Georgia’s hotels call for federal relief to stay open, protect remaining jobsThe Atlanta Marriott Marquis reported plans to lay off 784 workers on March 14. File/Credit: Kelly Jordan
By David Pendered
Metro Atlanta is in the Top 10 regions in the nation in the number of hotels that are delinquent in paying their mortgages, a new report shows. The massive layoffs in the hotel sector at the start of the pandemic evidently did not prevent the financial stress.
Nearly 1,700 hotel workers were to be laid off on just one day, March 14, according to data submitted by the hotels and reported by the Georgia Department of Labor.
The ax is to continue to fall through, at least, Sept. 30. That’s the date Wyndham Atlanta Galleria has reported it intends to lay off an estimated 50 workers.
Highlights of the delinquency report by Trepp, a monitor of the commercial real estate industry, show metro Atlanta’s relative standings in three key areas of mortgage delinquency:
- 10th – Highest dollar value of delinquent loans ($169.5 million);
- 6th – Highest percentage of delinquent loans (11.7%);
- 6th – Highest number of delinquent loans (19).
The figures are as of July 20, the most recent available, according to Trepp’s report. The hotel sector has been the most heavily hit since the start of the COVID-19 pandemic, according to the report.
Four organizations of hotel operators cited the report as part of their campaign to urge Congress to provide relief funds from an expected future round of federal funding related to COVID-19. The groups are lobbying for passage of version of the bill drafted by the U.S. House of Representatives – the HOPE Act.
The four organizations are: American Hotel and Lodging Assoc.; Asian American Hotel Owners Assoc.; Latin Hotel Assoc.; and National Association of Black Hotel Owners, Operators and Developers.

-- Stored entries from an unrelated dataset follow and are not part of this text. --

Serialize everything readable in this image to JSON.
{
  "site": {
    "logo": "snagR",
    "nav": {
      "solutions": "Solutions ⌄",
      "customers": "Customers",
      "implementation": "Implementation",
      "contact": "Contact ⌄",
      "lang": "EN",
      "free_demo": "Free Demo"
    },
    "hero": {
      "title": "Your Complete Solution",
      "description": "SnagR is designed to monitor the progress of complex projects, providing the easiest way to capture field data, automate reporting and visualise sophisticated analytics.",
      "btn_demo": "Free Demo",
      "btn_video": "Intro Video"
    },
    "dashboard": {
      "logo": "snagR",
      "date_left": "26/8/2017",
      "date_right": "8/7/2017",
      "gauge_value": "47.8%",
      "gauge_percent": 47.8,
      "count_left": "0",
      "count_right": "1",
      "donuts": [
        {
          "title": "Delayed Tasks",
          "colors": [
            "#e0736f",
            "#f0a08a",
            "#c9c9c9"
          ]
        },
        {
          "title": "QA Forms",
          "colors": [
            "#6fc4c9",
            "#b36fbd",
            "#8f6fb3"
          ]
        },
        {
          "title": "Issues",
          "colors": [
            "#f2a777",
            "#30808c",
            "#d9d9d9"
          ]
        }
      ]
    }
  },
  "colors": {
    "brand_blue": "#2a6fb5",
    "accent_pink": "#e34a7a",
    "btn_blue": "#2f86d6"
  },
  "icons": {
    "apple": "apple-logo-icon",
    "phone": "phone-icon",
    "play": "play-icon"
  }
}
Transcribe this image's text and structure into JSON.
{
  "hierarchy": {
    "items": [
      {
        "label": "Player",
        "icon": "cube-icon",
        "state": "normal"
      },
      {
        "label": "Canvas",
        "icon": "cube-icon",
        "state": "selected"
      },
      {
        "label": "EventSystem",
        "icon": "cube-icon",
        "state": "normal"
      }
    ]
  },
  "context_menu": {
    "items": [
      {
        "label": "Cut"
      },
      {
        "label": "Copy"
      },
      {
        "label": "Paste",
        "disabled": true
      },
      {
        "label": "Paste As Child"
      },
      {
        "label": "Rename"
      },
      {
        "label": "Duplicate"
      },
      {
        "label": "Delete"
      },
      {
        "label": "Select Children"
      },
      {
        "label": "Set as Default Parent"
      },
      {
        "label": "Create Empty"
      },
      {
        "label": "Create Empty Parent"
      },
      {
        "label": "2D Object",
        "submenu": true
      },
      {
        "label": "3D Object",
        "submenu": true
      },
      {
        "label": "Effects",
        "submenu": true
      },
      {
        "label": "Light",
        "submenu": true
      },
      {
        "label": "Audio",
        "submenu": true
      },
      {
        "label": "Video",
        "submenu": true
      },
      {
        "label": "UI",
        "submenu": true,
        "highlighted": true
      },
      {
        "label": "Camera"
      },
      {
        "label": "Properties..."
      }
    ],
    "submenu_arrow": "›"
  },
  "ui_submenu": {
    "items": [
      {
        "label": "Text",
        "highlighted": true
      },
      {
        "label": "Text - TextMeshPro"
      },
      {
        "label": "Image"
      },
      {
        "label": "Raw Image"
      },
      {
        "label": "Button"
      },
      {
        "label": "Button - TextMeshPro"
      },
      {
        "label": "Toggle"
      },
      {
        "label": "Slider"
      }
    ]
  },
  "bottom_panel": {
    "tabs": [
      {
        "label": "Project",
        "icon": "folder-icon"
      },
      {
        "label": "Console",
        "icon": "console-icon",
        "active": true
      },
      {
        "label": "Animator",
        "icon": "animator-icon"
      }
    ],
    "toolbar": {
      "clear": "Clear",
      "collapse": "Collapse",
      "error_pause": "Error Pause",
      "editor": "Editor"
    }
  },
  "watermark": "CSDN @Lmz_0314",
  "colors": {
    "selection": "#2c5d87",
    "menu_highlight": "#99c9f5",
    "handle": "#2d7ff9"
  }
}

Nearly 4,000 industry leaders signed a letter sent to Congress on Aug. 22, including dozens of hotel operators in metro Atlanta and Jim Sprouse, executive director of the Georgia Hotel and Lodging Assoc.
The HOPE Act would help commercial property owners by providing them with temporary liquidity in exchange for a preferred equity interest in the property, according to Chip Rogers, the former Georgia legislator who now serves as president/CEO of the AHLA. No new federal funding is needed, as the program would be backed by proceeds of the existing CARES Act, Rogers said in a statement.

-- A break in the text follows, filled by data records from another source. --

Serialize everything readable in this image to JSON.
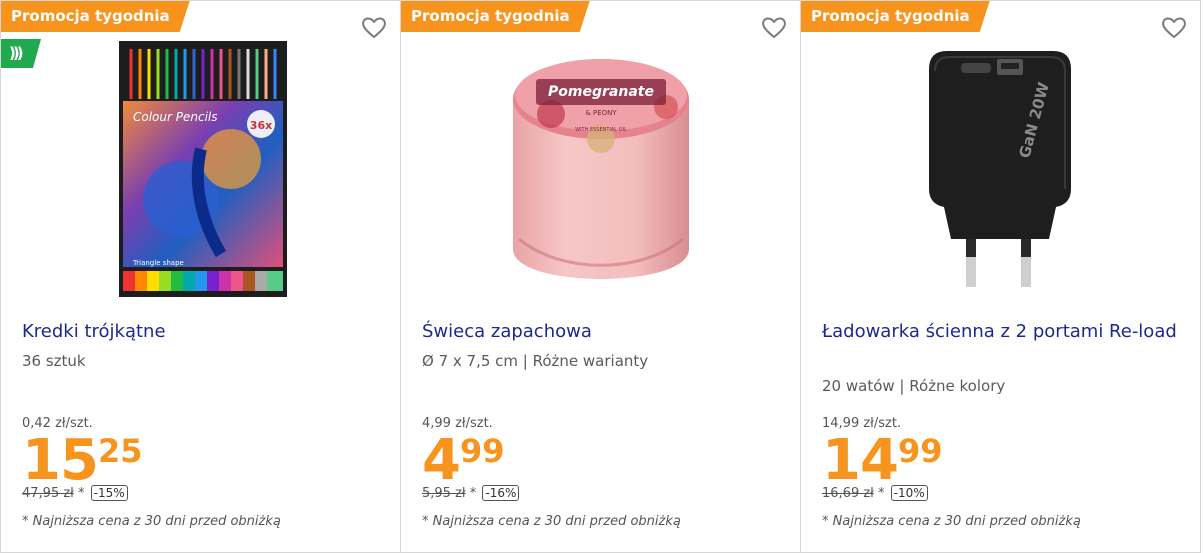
{
  "products": [
    {
      "promo_label": "Promocja tygodnia",
      "title": "Kredki trójkątne",
      "subtitle": "36 sztuk",
      "unit_price": "0,42 zł/szt.",
      "price_int": "15",
      "price_dec": "25",
      "old_price": "47,95 zł",
      "asterisk": "*",
      "discount": "-15%",
      "note": "* Najniższa cena z 30 dni przed obniżką",
      "image": "colour-pencils-box-image",
      "box_brand": "Colour Pencils",
      "box_count": "36x",
      "box_shape": "Triangle shape"
    },
    {
      "promo_label": "Promocja tygodnia",
      "title": "Świeca zapachowa",
      "subtitle": "Ø 7 x 7,5 cm | Różne warianty",
      "unit_price": "4,99 zł/szt.",
      "price_int": "4",
      "price_dec": "99",
      "old_price": "5,95 zł",
      "asterisk": "*",
      "discount": "-16%",
      "note": "* Najniższa cena z 30 dni przed obniżką",
      "image": "scented-candle-image",
      "label_main": "Pomegranate",
      "label_sub": "& PEONY",
      "label_small": "WITH ESSENTIAL OIL"
    },
    {
      "promo_label": "Promocja tygodnia",
      "title": "Ładowarka ścienna z 2 portami Re-load",
      "subtitle": "20 watów | Różne kolory",
      "unit_price": "14,99 zł/szt.",
      "price_int": "14",
      "price_dec": "99",
      "old_price": "16,69 zł",
      "asterisk": "*",
      "discount": "-10%",
      "note": "* Najniższa cena z 30 dni przed obniżką",
      "image": "wall-charger-image",
      "device_label": "GaN 20W"
    }
  ],
  "icons": {
    "favorite": "heart-outline-icon",
    "fast_delivery": "fast-delivery-icon"
  },
  "colors": {
    "accent": "#f7941d",
    "title": "#1b2a8c",
    "badge_green": "#21a94f"
  }
}
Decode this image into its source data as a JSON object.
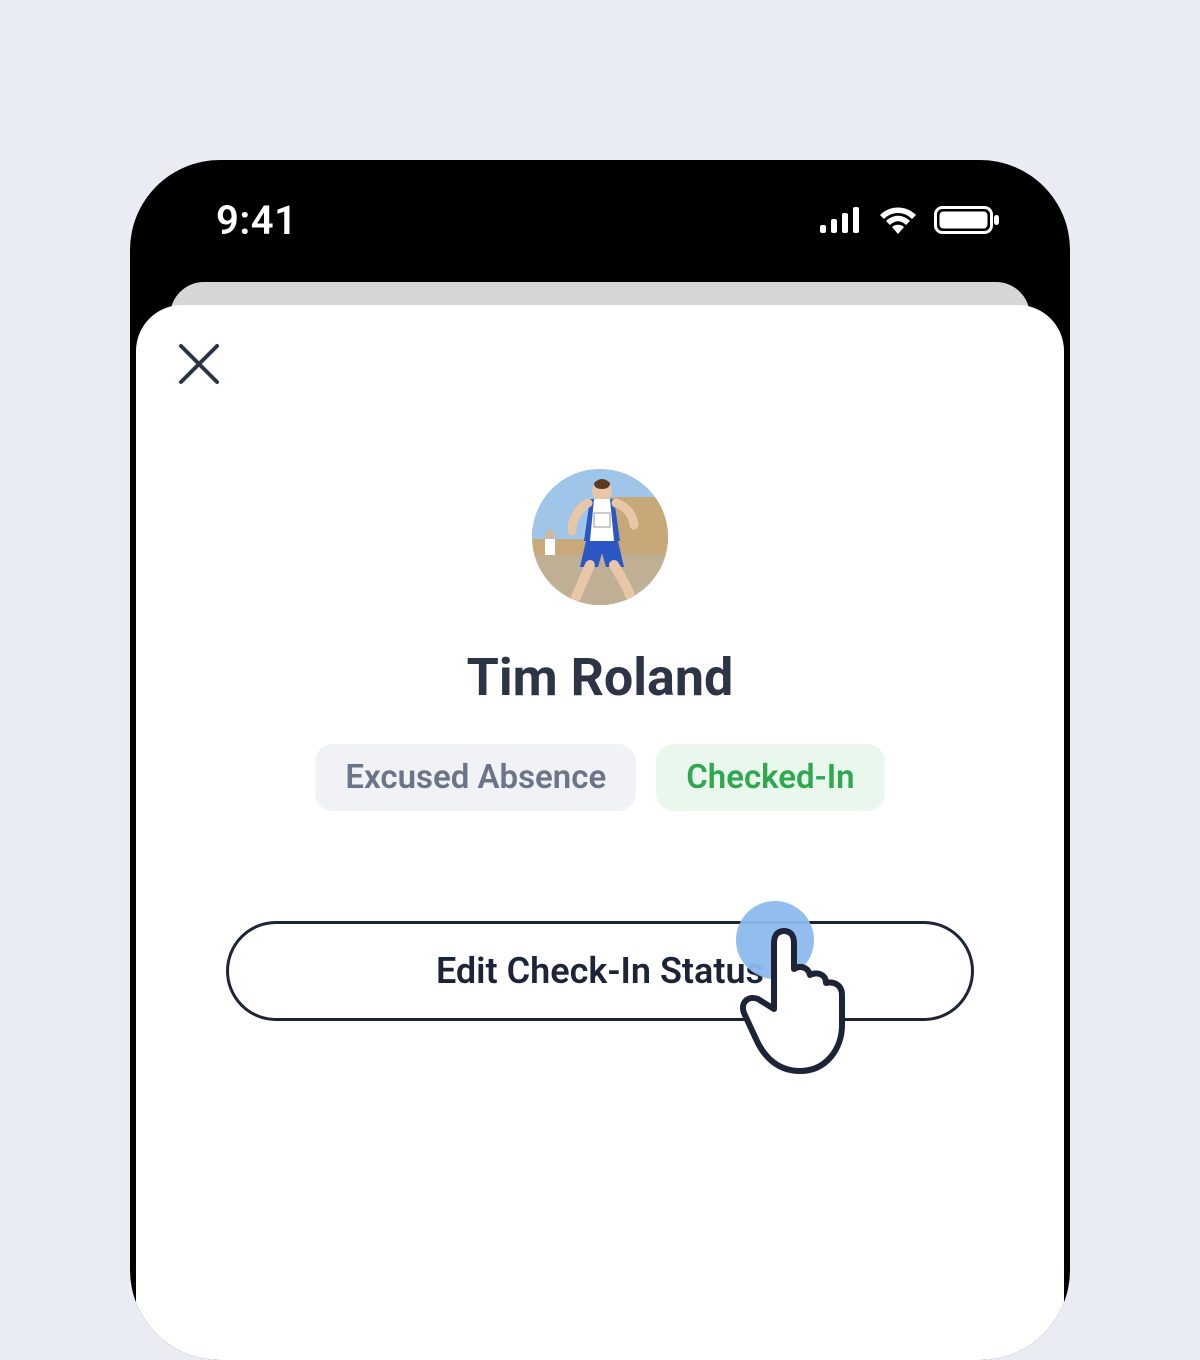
{
  "statusbar": {
    "time": "9:41"
  },
  "profile": {
    "name": "Tim Roland",
    "badges": {
      "absence": "Excused Absence",
      "checked_in": "Checked-In"
    }
  },
  "actions": {
    "edit_status": "Edit Check-In Status"
  }
}
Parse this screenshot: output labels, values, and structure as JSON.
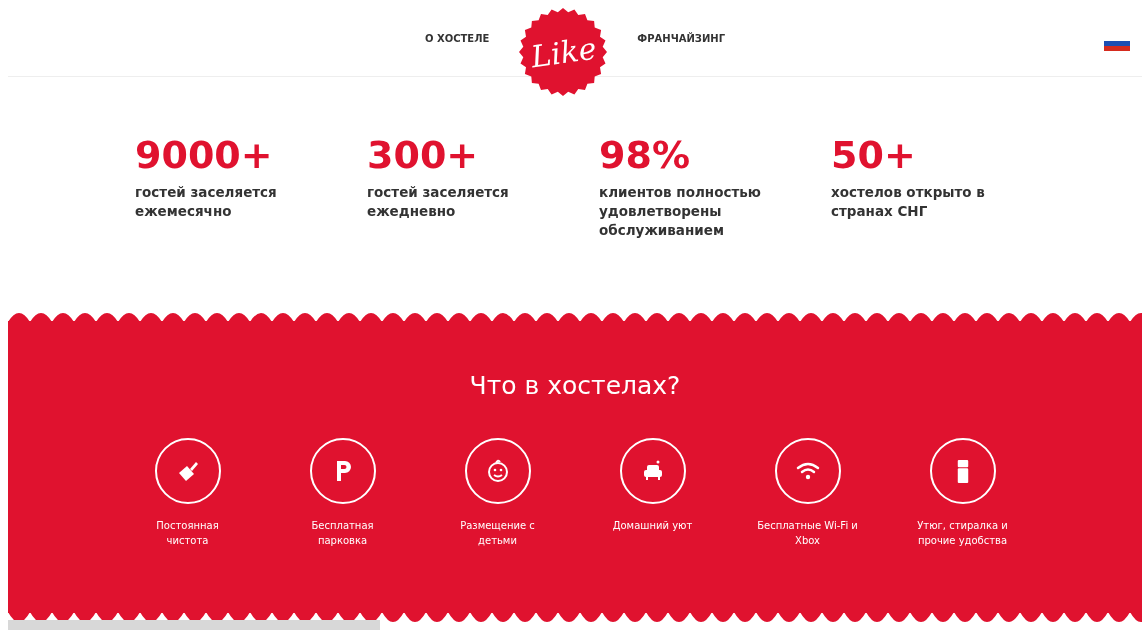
{
  "nav": {
    "left_link": "О ХОСТЕЛЕ",
    "logo": "Like",
    "right_link": "ФРАНЧАЙЗИНГ"
  },
  "stats": [
    {
      "value": "9000+",
      "caption": "гостей заселяется ежемесячно"
    },
    {
      "value": "300+",
      "caption": "гостей заселяется ежедневно"
    },
    {
      "value": "98%",
      "caption": "клиентов полностью удовлетворены обслуживанием"
    },
    {
      "value": "50+",
      "caption": "хостелов открыто в странах СНГ"
    }
  ],
  "features": {
    "title": "Что в хостелах?",
    "items": [
      {
        "kind": "cleaning",
        "label": "Постоянная чистота"
      },
      {
        "kind": "parking",
        "label": "Бесплатная парковка"
      },
      {
        "kind": "kids",
        "label": "Размещение с детьми"
      },
      {
        "kind": "comfort",
        "label": "Домашний уют"
      },
      {
        "kind": "wifi",
        "label": "Бесплатные Wi-Fi и Xbox"
      },
      {
        "kind": "appliances",
        "label": "Утюг, стиралка и прочие удобства"
      }
    ]
  }
}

- “With record low travel demand, thousands of hotels can’t afford to pay their commercial mortgages and are facing foreclosure with the harsh reality of having to close their doors permanently. Tens of thousands of hotel employees will lose their jobs and small business industries that depend on these hotels to drive local tourism and economic activity will likely face a similar fate.”
Hotel staffs already have been hard hit, according to data submitted to the Georgia Department of Labor.
Nearly half of those 1,690 estimated layoffs on March 14 were posted by the Atlanta Marquis, according to a report submitted by Marriott Hotel Services Inc. The same group posted 22 layoffs at Stone Mountain Inn; 237 layoffs at the Atlanta Evergreen Marriott, in Stone Mountain; and 77 layoffs at its Midtown location.
Andy Ingraham, president/CEO of the National Association of Black Hotel Owners, Operators, and Developers (NABHOOD), cited the desire to protect jobs in his call for passage of the HOPE Act:
- “The HOPE Act is essential in helping provide hotel owners with liquidity when we need it most and will serve to help keep businesses open, thus saving local jobs.”